I truly believe that my work reflects what I have lived. My inspiration is strongly linked to my experiences, travels, places that I visit, or buildings that I inhabit. I try to understand how I feel good in those places or what sensations and feelings my memory kept. I think good architecture is all about transmitting emotions and telling stories behind their inhabitants. I was born in Granada in 1986 within a family strongly linked to the world of art. I discovered light and color and I remember geometry as the protagonist. The trips to the beach, those white villages emerging as sculptures in the landscape. And especially the light, those are all tools in my creative process today. I always wanted to study fine arts, but the technical side of my father, an engineer, led me to architecture. I had the chance of completing my studies at the Illinois Institute of Technology in Chicago where I could learn from masters such as Mies Van der Rohe and discovered the experiences of artists like Donald Judd, Dan Flavin, or Carl André. Today those references are very present in my work, which I consider close to these abstract movements. Since 2013, I live and work as an architect in Geneva, where I discovered the relationship of a simple architecture that is harmonious with the landscape and wants to emphasize its context. I have learned to control the contact with nature through geometry, inspired by masters such as Le Corbusier and the Villa du Lac, containing the space in a simple wall and an opening to the landscape, the plasticity of Olgiati or the parallelism of Hodler. 

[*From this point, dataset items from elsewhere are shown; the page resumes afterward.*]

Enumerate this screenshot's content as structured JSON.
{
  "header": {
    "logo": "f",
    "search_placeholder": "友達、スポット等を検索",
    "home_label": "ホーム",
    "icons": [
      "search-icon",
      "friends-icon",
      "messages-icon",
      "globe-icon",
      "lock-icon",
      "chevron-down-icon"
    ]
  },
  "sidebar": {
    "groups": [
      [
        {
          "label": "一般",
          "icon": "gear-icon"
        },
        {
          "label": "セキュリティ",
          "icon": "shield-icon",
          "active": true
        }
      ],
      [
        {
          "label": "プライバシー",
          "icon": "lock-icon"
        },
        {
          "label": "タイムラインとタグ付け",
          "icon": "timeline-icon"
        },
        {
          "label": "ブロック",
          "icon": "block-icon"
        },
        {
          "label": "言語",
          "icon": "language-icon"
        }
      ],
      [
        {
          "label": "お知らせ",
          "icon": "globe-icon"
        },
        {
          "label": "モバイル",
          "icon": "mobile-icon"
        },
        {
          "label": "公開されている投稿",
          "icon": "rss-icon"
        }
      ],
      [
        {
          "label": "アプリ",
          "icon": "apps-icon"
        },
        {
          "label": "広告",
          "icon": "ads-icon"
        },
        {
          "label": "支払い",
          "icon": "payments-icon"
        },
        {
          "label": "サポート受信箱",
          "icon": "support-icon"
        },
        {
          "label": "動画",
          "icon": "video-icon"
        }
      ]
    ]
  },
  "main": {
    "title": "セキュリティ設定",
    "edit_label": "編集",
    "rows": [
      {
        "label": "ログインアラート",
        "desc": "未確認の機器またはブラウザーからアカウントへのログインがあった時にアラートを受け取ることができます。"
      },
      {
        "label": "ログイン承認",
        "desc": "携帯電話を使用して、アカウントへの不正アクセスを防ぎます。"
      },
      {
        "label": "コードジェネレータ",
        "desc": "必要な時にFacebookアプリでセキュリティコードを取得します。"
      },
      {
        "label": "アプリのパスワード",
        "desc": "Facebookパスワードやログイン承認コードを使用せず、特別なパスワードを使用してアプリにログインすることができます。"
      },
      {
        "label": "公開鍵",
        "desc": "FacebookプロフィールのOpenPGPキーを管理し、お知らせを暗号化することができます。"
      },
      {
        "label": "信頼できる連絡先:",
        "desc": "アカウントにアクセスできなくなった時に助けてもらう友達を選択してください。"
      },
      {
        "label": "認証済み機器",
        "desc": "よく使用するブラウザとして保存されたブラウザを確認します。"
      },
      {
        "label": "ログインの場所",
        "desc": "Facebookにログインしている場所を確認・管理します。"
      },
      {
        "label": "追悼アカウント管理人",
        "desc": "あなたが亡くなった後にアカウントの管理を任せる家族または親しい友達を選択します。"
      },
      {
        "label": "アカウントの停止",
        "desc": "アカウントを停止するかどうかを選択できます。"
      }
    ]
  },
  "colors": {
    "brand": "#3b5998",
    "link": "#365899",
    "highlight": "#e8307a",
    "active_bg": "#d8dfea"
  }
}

  • Architectural Geometry
  • Architectural Geometry
  • Architectural Geometry
When we look at your work we find ourselves overwhelmed by a profound simplicity and geometry, marked by rhythm, light, and proportions. What can you tell us about the importance of harmoniously combining all these elements?
I like to quote Fernando Higueras who said: “Harmony is getting into the required unit, the inevitable variety.” The meaning with which I approach architecture is elementary: geometry, spatial proportions, the distribution of light, precision in details, materials, and textures. I work on abstraction, reducing space to a minimal expression where any arbitrary sign has been removed. I seek simplicity through an economy of means and understanding the elements and the idea behind a project in a very direct way. This is what my architecture is all about, composition understood as an interaction of elements that constitute a unit in perfect balance; a unit that has been sculpted and not made up of different parts. We achieve harmony when the human being can recognize the elements of a composition as a unit, making space his own. I seek beauty through timeless atmospheres that are ingrained and inseparable from its context because architecture doesn’t speak about fashion and is meant to last over time.

In which way is your work influenced by contemporary art?
I have always been linked to the world of art, my uncle is a painter and sculptor and my father comes from a very artistic family in Granada. I was always attached to art as a child, I remember my grandmother speaking of this painting or that artist, being surrounded by paintings at home or feeling fascinated every time I visited a museum. Nowadays art is still a great source of inspiration for my work. I studied architecture in Madrid and, during those years, I worked on abstraction, idea, and concept developing a great interest in contemporary art which is a fundamental tool in my creative process today. I understand contemporary art as the maximum simplification of a concept that allows us to understand the idea behind artwork in a very direct way. My approach to architecture is in a strong dialogue with the visual arts. I believe architecture is inhabited sculpture. I consider space as a singular fluid in which geometrical elements are introduced and exist at the protagonist. My work seeks to dissolve the limits between architecture and other artistic disciplines. Therefore, a floor plan can be a painting or the extrusion of a painting can be understood as a building. I believe in architecture as a game in which the rules are defined by the function, the place, and the conditions of each project, which constitute the only difference with other visual arts.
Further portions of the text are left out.